The professor ducked, avoiding a shoe in the head. My left foot had slipped it off, propped the heel against a chair leg, then kicked it so hard that the shoe flew like a missile and crashed into the wall, missing him by a hair.

“You may be right,” I remarked, “but the right hemisphere is damned touchy.”

“Perhaps it feels threatened by our conversation, not fully understanding it or misunderstanding it,” said the professor. “Perhaps we should address it directly.”

“You mean, the way I do it? That’s possible. But what do you want to say to it?”

“That will depend on its response. Yours, Mr. Tichy, is a unique situation. There’s never been a person completely sound of mind, and not an ordinary mind at that, who underwent a callotomy.”

“Let me make myself clear,” I answered, stroking the back of my left hand to calm it because it was starting to move, flexing the fingers, which worried me. “I am not interested in sacrificing myself for science. If you or someone else enters into communication with It — you know what I mean — that could turn out to be harmful to me, let alone damned unpleasant, if, say, it becomes more independent.”

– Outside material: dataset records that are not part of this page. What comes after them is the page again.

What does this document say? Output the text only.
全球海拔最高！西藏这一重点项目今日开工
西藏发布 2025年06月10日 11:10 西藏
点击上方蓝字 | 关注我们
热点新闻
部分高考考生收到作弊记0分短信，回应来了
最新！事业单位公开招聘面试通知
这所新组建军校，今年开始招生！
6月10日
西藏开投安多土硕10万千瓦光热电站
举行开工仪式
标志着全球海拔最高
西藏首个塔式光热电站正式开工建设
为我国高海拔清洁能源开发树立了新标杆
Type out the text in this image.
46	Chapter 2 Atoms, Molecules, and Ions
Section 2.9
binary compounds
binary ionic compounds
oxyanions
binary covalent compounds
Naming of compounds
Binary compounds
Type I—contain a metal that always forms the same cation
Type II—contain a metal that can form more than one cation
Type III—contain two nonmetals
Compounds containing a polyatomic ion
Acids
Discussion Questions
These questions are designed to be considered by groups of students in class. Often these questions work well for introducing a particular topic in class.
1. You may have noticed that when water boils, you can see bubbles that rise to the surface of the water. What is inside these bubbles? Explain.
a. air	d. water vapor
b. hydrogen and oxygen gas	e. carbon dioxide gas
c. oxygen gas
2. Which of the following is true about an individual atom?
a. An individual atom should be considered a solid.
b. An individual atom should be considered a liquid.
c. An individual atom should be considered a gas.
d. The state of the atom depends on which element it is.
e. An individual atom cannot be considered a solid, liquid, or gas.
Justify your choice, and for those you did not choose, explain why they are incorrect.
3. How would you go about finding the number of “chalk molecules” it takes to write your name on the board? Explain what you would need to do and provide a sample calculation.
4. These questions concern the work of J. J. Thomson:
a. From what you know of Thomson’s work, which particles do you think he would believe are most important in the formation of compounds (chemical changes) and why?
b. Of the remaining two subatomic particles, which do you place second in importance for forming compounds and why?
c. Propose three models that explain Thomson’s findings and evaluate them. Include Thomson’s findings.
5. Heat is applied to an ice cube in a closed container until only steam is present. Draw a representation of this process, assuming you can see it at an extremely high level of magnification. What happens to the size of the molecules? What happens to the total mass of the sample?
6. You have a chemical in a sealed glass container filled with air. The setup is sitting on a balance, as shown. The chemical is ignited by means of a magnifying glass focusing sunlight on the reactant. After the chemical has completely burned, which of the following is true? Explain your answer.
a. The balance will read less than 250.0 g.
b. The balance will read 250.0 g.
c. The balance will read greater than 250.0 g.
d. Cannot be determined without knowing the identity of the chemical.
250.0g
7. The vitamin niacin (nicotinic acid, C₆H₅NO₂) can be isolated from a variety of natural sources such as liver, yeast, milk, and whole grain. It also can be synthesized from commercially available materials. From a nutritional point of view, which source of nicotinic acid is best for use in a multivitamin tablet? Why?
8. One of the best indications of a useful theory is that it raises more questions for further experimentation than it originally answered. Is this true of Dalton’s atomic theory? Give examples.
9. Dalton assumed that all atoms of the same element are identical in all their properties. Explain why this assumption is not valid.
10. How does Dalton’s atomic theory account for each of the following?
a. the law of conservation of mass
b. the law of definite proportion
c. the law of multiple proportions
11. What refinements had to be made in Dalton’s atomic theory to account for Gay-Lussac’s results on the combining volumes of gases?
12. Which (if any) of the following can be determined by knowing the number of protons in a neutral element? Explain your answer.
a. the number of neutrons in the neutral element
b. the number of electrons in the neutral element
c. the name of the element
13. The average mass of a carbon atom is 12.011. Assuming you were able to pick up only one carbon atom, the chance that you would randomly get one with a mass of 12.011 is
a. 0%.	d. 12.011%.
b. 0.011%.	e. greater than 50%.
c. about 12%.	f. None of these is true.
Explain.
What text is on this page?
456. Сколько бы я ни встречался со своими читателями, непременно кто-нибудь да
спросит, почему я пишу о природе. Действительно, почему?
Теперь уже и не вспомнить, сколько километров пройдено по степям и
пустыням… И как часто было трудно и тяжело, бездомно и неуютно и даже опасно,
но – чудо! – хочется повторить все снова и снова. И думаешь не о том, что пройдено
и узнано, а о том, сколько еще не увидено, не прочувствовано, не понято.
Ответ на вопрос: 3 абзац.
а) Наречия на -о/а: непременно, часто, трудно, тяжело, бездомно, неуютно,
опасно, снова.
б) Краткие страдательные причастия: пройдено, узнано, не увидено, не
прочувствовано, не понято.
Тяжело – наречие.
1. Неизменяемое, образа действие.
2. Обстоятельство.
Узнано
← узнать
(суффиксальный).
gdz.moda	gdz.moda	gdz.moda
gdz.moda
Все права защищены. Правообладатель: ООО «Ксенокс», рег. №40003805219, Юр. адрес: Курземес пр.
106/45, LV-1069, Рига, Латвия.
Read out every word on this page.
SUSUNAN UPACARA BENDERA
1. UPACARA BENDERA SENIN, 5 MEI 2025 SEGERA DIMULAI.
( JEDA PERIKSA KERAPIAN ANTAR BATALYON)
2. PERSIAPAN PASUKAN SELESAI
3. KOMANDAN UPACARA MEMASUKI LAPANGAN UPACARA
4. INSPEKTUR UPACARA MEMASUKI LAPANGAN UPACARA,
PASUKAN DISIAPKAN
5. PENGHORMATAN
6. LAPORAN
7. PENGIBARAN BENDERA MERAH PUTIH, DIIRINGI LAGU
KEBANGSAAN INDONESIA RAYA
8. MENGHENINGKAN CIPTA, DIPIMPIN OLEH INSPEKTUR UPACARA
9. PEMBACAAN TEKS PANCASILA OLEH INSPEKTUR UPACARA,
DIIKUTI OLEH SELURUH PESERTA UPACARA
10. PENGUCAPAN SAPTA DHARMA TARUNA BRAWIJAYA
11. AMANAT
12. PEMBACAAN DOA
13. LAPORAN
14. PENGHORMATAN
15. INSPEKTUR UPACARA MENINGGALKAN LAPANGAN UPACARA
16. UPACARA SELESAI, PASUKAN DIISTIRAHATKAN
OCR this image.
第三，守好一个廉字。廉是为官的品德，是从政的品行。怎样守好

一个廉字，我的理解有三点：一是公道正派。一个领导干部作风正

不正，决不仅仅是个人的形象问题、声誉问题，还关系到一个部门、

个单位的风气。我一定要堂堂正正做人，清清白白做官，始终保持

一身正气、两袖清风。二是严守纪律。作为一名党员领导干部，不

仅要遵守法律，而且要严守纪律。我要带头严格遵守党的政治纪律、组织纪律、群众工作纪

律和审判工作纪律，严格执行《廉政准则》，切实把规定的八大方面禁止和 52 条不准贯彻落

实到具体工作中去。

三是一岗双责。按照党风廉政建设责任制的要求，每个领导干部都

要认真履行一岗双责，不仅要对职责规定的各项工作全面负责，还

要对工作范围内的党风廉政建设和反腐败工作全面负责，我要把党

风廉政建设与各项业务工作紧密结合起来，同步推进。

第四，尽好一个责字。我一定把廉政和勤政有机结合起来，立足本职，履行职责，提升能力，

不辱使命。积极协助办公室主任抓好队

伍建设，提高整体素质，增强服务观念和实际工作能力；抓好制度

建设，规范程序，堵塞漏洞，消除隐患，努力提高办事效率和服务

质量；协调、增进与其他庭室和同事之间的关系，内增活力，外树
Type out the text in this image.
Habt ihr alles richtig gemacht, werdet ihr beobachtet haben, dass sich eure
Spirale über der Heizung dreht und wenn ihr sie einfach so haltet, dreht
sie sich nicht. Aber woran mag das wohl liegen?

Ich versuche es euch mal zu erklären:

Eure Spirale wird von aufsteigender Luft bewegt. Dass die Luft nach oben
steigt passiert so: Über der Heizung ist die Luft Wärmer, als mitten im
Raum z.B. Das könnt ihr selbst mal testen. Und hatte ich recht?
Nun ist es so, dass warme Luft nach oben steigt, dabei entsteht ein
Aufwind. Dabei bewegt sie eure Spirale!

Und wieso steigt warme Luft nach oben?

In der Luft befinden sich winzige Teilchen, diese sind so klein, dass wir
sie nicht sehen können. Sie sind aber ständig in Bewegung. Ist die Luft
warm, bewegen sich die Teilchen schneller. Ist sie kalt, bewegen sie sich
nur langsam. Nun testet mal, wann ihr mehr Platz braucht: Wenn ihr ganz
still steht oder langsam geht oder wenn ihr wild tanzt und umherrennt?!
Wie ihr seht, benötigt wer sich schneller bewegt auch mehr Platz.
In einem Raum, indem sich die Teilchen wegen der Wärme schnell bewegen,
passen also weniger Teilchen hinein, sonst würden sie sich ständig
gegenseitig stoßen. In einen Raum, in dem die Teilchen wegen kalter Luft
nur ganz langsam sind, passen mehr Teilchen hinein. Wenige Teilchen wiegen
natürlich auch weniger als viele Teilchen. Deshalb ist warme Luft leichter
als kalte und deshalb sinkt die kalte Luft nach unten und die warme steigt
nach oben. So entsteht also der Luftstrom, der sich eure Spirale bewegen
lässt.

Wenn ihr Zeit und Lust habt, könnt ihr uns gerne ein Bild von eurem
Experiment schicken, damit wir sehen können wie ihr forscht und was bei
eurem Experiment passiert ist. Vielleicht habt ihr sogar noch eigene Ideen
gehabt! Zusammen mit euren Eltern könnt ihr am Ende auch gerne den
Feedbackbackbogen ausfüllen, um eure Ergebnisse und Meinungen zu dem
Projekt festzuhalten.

“That’s quite impossible,” declared the professor, a little too confidently, I thought. He took off his glasses and wiped them with a piece of flannel. His eyes did not have that helpless expression of most people who can’t see without their glasses. He gave me a sharp look as if he didn’t need them at all, then immediately dropped his eyes.

“What happens is always quite impossible,” I said, weighing my words. “The whole history of mankind consists of impossibilities, and the history of science too. A certain young philosopher told me that my condition is an impossibility, contradicting all established thought, which says that consciousness is an indivisible thing. The so-called split personality is essentially a consciousness that alternates between different states joined imperfectly by memory and a sense of identity. It’s not a cake that can be cut into pieces!”

“I see you’ve been reading the literature,” observed the professor, putting on his glasses. He added something I didn’t hear. I was going to go on but stopped because my left hand was putting its fingers into my right palm, making signs. That had never happened before. McIntyre saw me looking at my hands and understood immediately.